Compared to the splendid appearance of Comet NEOWISE last July, Comet Leonard (C/2021 A1) won't come close, but it may very well become the brightest comet of 2021. By bright, picture a faint blob visible with the naked eye from a dark sky. But with a pair of binoculars or small telescope, this seasonal, celestial gift should prove an attractive and delicate sight for observers with access to the outer suburbs and countryside.
Senior research specialist Greg Leonard at the Mt. Lemmon Observatory near Tucson, Arizona discovered the comet on Jan. 3, 2021, when it was nothing more than a faint, distant speck. Since then, it's inched steadily closer to both the sun and Earth and will reach perihelion — closest approach to the sun — on Jan. 3. Two weeks prior on Dec. 12, the comet will pass nearest Earth at a distance of 21.7 million miles (34.9 million km).
What will we see? Comets are always a little tricky to predict because they have a penchant for unpredictability. Being fragile, they're liable to break apart when nearing the sun. Solar heating vaporizes a comet's ices, creating pressures within and without its fragile body that can sometimes tear it apart. It's even possible that something of the sort is happening right now because Leonard, after steadily brightening, has recently plateaued.
On Thursday, Dec. 2, the comet glowed at around magnitude 6.5-7, hovering at the fringes of naked-eye visibility. In a pair of 10x50 binoculars for instance, you should expect to see a soft patch of light about half the moon's apparent diameter with a brighter center and a faint streak of a tail pointing to the upper right.

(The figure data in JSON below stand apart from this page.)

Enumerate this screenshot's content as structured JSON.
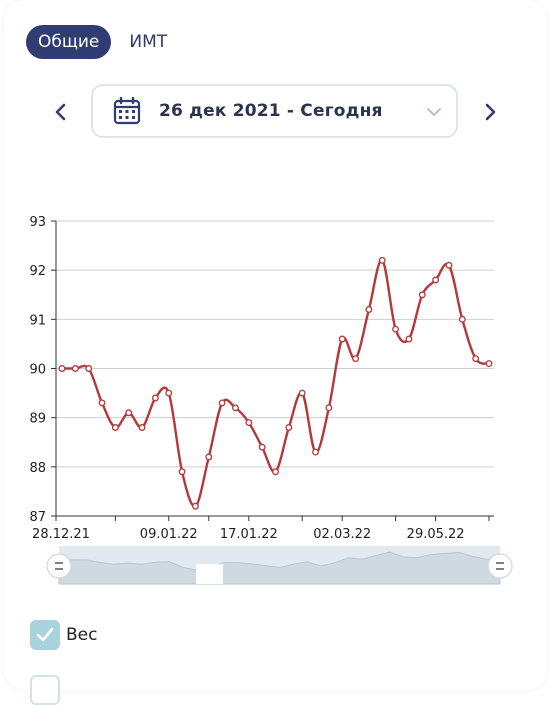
{
  "tabs": [
    {
      "label": "Общие",
      "active": true
    },
    {
      "label": "ИМТ",
      "active": false
    }
  ],
  "date_range": {
    "label": "26 дек 2021 - Сегодня"
  },
  "icons": {
    "prev": "chevron-left-icon",
    "next": "chevron-right-icon",
    "calendar": "calendar-icon",
    "dropdown": "chevron-down-icon",
    "check": "check-icon"
  },
  "legend": [
    {
      "label": "Вес",
      "checked": true
    }
  ],
  "colors": {
    "accent": "#2f3d72",
    "line": "#b5393a",
    "checkbox": "#a8d2dc",
    "navigator": "#cfd9e2"
  },
  "chart_data": {
    "type": "line",
    "smooth": true,
    "ylim": [
      87,
      93
    ],
    "yticks": [
      87,
      88,
      89,
      90,
      91,
      92,
      93
    ],
    "grid": true,
    "xtick_labels": [
      "28.12.21",
      "09.01.22",
      "17.01.22",
      "02.03.22",
      "29.05.22"
    ],
    "series": [
      {
        "values": [
          90.0,
          90.0,
          90.0,
          89.3,
          88.8,
          89.1,
          88.8,
          89.4,
          89.5,
          87.9,
          87.2,
          88.2,
          89.3,
          89.2,
          88.9,
          88.4,
          87.9,
          88.8,
          89.5,
          88.3,
          89.2,
          90.6,
          90.2,
          91.2,
          92.2,
          90.8,
          90.6,
          91.5,
          91.8,
          92.1,
          91.0,
          90.2,
          90.1
        ]
      }
    ],
    "navigator": true
  }
}
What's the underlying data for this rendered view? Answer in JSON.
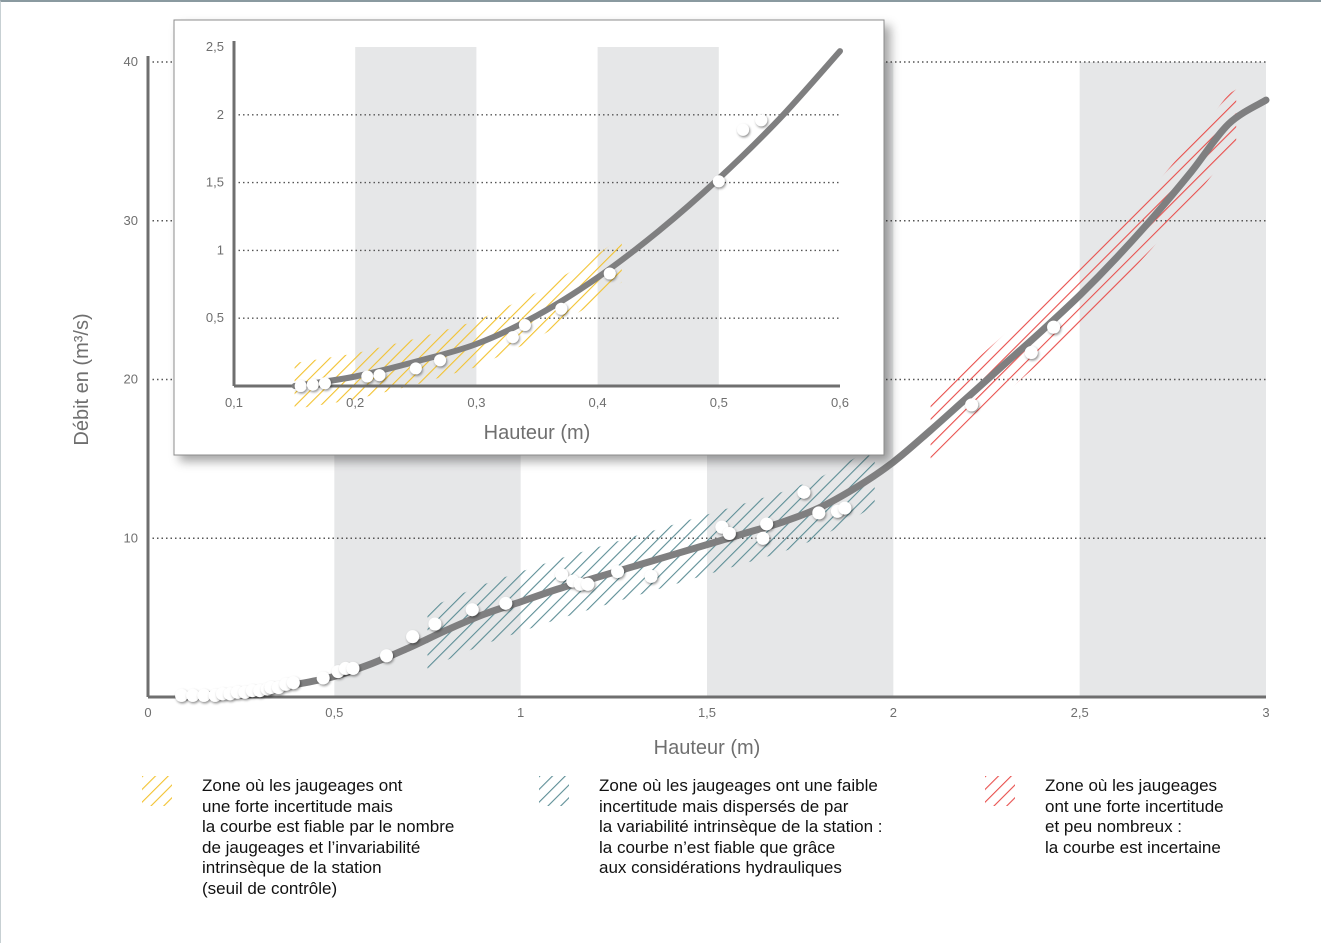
{
  "colors": {
    "grid_band": "#e6e7e8",
    "curve": "#7f7f80",
    "axis": "#6f6f6f",
    "zone_yellow": "#f2c230",
    "zone_teal": "#5d8e96",
    "zone_red": "#e8504d"
  },
  "chart_data": [
    {
      "type": "line",
      "xlabel": "Hauteur (m)",
      "ylabel": "Débit en (m³/s)",
      "xlim": [
        0,
        3
      ],
      "ylim": [
        0,
        40
      ],
      "x_ticks": [
        "0",
        "0,5",
        "1",
        "1,5",
        "2",
        "2,5",
        "3"
      ],
      "y_ticks": [
        "10",
        "20",
        "30",
        "40"
      ],
      "y_gridlines": [
        10,
        20,
        30,
        40
      ],
      "shaded_bands_x": [
        [
          0.5,
          1.0
        ],
        [
          1.5,
          2.0
        ],
        [
          2.5,
          3.0
        ]
      ],
      "curve": {
        "x": [
          0.1,
          0.2,
          0.3,
          0.4,
          0.5,
          0.6,
          0.7,
          0.8,
          0.9,
          1.0,
          1.1,
          1.2,
          1.3,
          1.4,
          1.5,
          1.6,
          1.7,
          1.8,
          1.9,
          2.0,
          2.1,
          2.2,
          2.3,
          2.4,
          2.5,
          2.6,
          2.7,
          2.8,
          2.9,
          3.0
        ],
        "y": [
          0.0,
          0.2,
          0.4,
          0.8,
          1.3,
          2.1,
          3.1,
          4.2,
          5.2,
          6.0,
          6.8,
          7.5,
          8.2,
          8.9,
          9.6,
          10.3,
          11.0,
          11.9,
          13.2,
          14.8,
          16.8,
          18.9,
          21.0,
          23.1,
          25.3,
          27.7,
          30.3,
          33.1,
          36.1,
          37.6
        ]
      },
      "points": {
        "x": [
          0.09,
          0.12,
          0.15,
          0.18,
          0.2,
          0.22,
          0.24,
          0.26,
          0.28,
          0.3,
          0.32,
          0.33,
          0.35,
          0.37,
          0.39,
          0.47,
          0.51,
          0.53,
          0.55,
          0.64,
          0.71,
          0.77,
          0.87,
          0.96,
          1.11,
          1.14,
          1.16,
          1.18,
          1.26,
          1.35,
          1.54,
          1.56,
          1.66,
          1.65,
          1.76,
          1.8,
          1.85,
          1.87,
          2.21,
          2.37,
          2.43
        ],
        "y": [
          0.1,
          0.1,
          0.1,
          0.1,
          0.2,
          0.2,
          0.3,
          0.3,
          0.4,
          0.4,
          0.5,
          0.6,
          0.6,
          0.8,
          0.9,
          1.2,
          1.6,
          1.8,
          1.8,
          2.6,
          3.8,
          4.6,
          5.5,
          5.9,
          7.7,
          7.3,
          7.1,
          7.1,
          7.9,
          7.6,
          10.7,
          10.3,
          10.9,
          10.0,
          12.9,
          11.6,
          11.7,
          11.9,
          18.4,
          21.7,
          23.3
        ]
      },
      "zones": [
        {
          "name": "teal",
          "x_from": 0.75,
          "x_to": 1.95
        },
        {
          "name": "red",
          "x_from": 2.1,
          "x_to": 2.92
        }
      ]
    },
    {
      "type": "line",
      "xlabel": "Hauteur (m)",
      "ylabel": "",
      "xlim": [
        0.1,
        0.6
      ],
      "ylim": [
        0,
        2.5
      ],
      "x_ticks": [
        "0,1",
        "0,2",
        "0,3",
        "0,4",
        "0,5",
        "0,6"
      ],
      "y_ticks": [
        "0,5",
        "1",
        "1,5",
        "2",
        "2,5"
      ],
      "y_gridlines": [
        0.5,
        1.0,
        1.5,
        2.0
      ],
      "shaded_bands_x": [
        [
          0.2,
          0.3
        ],
        [
          0.4,
          0.5
        ]
      ],
      "curve": {
        "x": [
          0.15,
          0.2,
          0.25,
          0.3,
          0.35,
          0.4,
          0.45,
          0.5,
          0.55,
          0.6
        ],
        "y": [
          0.0,
          0.07,
          0.18,
          0.31,
          0.52,
          0.8,
          1.14,
          1.53,
          1.97,
          2.47
        ]
      },
      "points": {
        "x": [
          0.155,
          0.165,
          0.175,
          0.21,
          0.22,
          0.25,
          0.27,
          0.33,
          0.34,
          0.37,
          0.41,
          0.5,
          0.52,
          0.535
        ],
        "y": [
          0.0,
          0.01,
          0.02,
          0.07,
          0.08,
          0.13,
          0.19,
          0.36,
          0.45,
          0.57,
          0.83,
          1.51,
          1.89,
          1.96
        ]
      },
      "zones": [
        {
          "name": "yellow",
          "x_from": 0.15,
          "x_to": 0.42
        }
      ]
    }
  ],
  "legend": [
    {
      "key": "yellow",
      "lines": [
        "Zone où les jaugeages ont",
        "une forte incertitude mais",
        "la courbe est fiable par le nombre",
        "de jaugeages et l’invariabilité",
        "intrinsèque de la station",
        "(seuil de contrôle)"
      ]
    },
    {
      "key": "teal",
      "lines": [
        "Zone où les jaugeages ont une faible",
        "incertitude mais dispersés de par",
        "la variabilité intrinsèque de la station :",
        "la courbe n’est fiable que grâce",
        "aux considérations hydrauliques"
      ]
    },
    {
      "key": "red",
      "lines": [
        "Zone où les jaugeages",
        "ont une forte incertitude",
        "et peu nombreux :",
        "la courbe est incertaine"
      ]
    }
  ]
}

Because the comet is approaching both the Earth and sun it's really starting to pick up speed. For the next few mornings (through Dec. 7) you'll find it in the constellation Bootes the Herdsman, not far from the brilliant, orange giant Arcturus. Let this star be your guide.
For instance, on Friday morning, Dec. 3, it will appear 11 degrees (about one fist held vertically at arm's length) to the upper left of Arcturus. At the same time, it's just one moon diameter below the bright star cluster M3, which is also visible in binoculars as very small, fuzzy spot. As each day clicks by, the comet should slowly brighten to at least magnitude 5 and possibly brighter. This increase in intensity will help offset its decreasing altitude in the sky.

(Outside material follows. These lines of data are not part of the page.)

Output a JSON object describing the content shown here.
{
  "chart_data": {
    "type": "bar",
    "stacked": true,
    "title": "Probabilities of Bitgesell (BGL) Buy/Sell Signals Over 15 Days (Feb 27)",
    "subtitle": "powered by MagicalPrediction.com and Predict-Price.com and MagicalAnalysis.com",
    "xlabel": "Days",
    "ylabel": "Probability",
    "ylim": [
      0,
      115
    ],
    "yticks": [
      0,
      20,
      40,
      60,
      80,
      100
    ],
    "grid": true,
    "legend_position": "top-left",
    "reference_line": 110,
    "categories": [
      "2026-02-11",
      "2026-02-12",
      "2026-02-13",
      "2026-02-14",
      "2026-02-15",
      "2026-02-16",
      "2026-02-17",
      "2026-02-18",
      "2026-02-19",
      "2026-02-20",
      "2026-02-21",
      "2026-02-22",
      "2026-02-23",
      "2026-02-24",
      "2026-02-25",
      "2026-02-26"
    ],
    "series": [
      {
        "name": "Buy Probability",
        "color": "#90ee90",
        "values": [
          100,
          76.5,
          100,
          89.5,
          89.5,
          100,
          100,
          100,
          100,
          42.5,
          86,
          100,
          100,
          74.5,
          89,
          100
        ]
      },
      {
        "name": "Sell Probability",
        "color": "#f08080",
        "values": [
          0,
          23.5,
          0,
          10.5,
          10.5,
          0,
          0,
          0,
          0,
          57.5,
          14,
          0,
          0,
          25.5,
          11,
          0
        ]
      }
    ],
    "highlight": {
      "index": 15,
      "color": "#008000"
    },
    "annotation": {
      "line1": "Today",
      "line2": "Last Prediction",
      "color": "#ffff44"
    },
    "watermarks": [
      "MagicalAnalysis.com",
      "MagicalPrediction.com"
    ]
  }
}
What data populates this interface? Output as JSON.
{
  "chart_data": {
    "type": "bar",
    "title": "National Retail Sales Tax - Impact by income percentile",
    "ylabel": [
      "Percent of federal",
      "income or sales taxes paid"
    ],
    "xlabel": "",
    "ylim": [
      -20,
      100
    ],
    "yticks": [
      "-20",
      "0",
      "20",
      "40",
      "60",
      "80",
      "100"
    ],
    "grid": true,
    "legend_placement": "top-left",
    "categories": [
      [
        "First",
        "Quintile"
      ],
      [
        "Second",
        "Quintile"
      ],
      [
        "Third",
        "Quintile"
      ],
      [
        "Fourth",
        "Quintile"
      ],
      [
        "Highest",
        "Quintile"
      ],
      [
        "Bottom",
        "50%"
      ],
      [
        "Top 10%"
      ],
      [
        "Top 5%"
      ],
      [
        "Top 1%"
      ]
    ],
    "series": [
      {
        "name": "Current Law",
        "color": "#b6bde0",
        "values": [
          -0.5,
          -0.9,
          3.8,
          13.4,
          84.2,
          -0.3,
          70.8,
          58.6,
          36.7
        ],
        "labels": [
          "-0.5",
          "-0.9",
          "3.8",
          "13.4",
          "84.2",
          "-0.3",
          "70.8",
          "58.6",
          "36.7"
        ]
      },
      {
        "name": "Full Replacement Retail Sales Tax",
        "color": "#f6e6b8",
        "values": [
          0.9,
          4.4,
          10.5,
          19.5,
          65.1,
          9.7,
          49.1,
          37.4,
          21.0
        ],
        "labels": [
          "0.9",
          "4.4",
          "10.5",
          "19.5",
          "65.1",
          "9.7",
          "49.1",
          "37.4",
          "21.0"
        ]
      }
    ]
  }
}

No moon mars the darkness, so now through about Dec. 11 will be the best viewing slot for northern hemisphere skywatchers. After Dec. 11, it's briefly close to the sun and very difficult to see, then swings into the evening sky. While the viewing time is more convenient, Comet Leonard moves rapidly south and will only be visible from the far southern U.S. and the southern hemisphere as it slowly fades from view.

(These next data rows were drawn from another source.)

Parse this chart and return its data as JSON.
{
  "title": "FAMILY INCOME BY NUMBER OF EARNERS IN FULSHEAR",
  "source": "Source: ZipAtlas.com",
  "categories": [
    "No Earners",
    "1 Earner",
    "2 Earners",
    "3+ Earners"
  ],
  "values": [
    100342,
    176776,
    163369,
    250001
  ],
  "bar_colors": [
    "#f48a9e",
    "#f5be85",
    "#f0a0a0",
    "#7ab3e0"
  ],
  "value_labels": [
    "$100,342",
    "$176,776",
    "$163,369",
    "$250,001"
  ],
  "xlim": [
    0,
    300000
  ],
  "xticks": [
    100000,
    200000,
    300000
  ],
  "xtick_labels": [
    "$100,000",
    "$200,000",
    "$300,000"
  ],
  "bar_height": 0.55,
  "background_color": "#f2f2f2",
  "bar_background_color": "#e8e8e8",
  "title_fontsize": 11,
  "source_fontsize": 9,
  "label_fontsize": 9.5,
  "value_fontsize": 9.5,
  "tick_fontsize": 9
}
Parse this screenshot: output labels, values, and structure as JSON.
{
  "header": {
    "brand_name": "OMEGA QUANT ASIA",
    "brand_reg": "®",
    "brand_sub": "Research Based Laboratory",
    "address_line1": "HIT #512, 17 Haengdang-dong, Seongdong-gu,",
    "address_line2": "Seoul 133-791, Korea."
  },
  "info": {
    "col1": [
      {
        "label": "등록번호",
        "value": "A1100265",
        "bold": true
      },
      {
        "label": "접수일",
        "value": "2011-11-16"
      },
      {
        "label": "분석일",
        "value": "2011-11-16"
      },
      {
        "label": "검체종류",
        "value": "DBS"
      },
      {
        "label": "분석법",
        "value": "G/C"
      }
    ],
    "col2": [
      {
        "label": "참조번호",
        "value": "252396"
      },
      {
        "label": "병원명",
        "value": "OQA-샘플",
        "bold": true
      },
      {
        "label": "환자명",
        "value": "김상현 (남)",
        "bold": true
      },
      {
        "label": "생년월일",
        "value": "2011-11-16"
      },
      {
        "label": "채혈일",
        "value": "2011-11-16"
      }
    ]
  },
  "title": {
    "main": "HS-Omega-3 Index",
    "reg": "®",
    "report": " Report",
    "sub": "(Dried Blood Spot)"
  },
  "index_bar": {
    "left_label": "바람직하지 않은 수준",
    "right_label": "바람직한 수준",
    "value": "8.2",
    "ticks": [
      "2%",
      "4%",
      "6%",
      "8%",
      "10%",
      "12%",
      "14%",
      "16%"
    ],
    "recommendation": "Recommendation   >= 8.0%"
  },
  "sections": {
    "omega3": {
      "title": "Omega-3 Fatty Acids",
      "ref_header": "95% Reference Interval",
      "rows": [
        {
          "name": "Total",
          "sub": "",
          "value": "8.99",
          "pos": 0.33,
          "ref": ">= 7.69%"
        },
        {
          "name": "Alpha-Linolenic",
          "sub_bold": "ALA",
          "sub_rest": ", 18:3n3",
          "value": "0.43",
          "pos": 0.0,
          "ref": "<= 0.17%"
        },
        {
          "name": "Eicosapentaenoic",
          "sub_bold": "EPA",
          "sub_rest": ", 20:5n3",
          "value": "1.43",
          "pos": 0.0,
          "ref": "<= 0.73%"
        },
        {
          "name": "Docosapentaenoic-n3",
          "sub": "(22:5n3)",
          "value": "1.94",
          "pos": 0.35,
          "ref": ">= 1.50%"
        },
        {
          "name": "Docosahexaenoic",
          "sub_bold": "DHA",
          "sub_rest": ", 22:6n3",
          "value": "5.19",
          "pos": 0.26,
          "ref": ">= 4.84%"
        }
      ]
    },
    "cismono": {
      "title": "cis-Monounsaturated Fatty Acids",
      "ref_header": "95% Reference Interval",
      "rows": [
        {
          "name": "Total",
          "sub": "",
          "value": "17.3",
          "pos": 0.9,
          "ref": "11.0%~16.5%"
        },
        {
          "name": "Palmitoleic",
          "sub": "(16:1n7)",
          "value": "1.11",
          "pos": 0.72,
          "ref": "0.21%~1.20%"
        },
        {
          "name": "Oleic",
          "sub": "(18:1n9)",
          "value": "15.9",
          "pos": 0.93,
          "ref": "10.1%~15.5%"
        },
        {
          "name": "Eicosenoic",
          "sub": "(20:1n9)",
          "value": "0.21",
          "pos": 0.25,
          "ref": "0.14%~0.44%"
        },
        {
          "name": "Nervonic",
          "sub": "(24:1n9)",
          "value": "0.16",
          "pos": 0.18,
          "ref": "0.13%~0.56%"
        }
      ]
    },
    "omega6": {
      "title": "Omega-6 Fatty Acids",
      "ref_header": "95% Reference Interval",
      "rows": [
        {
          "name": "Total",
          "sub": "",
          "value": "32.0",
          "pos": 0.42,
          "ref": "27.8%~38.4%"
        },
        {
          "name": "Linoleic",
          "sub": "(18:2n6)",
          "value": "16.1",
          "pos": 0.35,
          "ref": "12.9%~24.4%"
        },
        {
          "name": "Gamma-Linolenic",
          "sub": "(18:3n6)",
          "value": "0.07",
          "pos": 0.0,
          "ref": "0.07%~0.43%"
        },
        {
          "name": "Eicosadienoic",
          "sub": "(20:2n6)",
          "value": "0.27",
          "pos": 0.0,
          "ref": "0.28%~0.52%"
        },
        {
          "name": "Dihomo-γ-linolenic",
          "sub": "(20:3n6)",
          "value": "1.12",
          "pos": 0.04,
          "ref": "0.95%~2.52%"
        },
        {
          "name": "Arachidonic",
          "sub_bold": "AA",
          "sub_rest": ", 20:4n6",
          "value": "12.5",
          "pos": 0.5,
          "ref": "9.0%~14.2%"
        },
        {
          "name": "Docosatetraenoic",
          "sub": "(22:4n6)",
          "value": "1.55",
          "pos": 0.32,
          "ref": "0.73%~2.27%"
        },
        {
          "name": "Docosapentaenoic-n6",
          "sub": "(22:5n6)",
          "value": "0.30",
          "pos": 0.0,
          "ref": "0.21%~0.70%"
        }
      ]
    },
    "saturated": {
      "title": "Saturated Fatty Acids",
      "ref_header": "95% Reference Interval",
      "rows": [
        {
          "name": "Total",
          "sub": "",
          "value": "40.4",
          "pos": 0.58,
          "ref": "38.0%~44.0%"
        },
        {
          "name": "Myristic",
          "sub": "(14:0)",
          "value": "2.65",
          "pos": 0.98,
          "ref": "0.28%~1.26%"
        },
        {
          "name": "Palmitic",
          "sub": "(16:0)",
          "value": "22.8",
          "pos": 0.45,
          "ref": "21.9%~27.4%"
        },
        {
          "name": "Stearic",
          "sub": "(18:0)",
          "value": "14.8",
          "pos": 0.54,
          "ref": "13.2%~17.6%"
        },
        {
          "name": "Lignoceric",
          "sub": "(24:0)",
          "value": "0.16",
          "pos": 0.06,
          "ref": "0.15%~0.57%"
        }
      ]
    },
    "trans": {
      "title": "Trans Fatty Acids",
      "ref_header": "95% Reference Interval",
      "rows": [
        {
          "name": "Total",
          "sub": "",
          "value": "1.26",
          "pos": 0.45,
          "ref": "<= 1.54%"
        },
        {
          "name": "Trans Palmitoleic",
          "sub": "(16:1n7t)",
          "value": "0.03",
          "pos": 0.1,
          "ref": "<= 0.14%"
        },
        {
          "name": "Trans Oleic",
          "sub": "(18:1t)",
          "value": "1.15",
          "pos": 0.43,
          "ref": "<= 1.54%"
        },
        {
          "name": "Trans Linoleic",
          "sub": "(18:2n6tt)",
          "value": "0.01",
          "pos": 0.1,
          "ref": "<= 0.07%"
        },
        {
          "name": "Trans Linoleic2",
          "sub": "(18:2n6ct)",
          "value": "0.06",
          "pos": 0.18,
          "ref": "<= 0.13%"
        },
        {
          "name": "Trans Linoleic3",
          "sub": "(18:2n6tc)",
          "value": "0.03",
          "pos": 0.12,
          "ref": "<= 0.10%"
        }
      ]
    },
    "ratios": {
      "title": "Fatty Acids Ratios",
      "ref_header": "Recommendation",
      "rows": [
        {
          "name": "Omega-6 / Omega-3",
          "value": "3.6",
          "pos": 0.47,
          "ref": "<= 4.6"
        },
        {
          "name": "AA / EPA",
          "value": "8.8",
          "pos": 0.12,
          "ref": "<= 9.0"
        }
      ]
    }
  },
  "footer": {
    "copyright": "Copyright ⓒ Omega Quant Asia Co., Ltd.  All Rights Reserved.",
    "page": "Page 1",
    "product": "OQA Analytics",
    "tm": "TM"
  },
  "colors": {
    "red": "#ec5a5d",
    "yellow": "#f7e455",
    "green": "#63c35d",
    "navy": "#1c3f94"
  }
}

Beauty can be brief, and nothing demonstrates this as well as a comet. My last view of Comet Leonard was during the Nov. 19 lunar eclipse. With the moon tucked deeply in shadow at mid-eclipse, I stole a view of the object in a dark sky in my 15-inch telescope. I'm currently in Antarctica with hopes of viewing the December 4th total solar eclipse from near Laurie Island in the South Orkney Islands. From my present location, the comet is buried deeply below the northern horizon. Funny thing. When I return home it will be lost in the solar glare at dusk.
Win a few, lose a few. All the more reason I hope you get to see the comet. Take advantage of the next clear morning. Find a dark place and give your eyes a few minutes to adapt. Then raise your binoculars and seek the feathered creature just arriving in the neighborhood after a 35,000-year pilgrimage from the outer solar system. Say "hi" for me!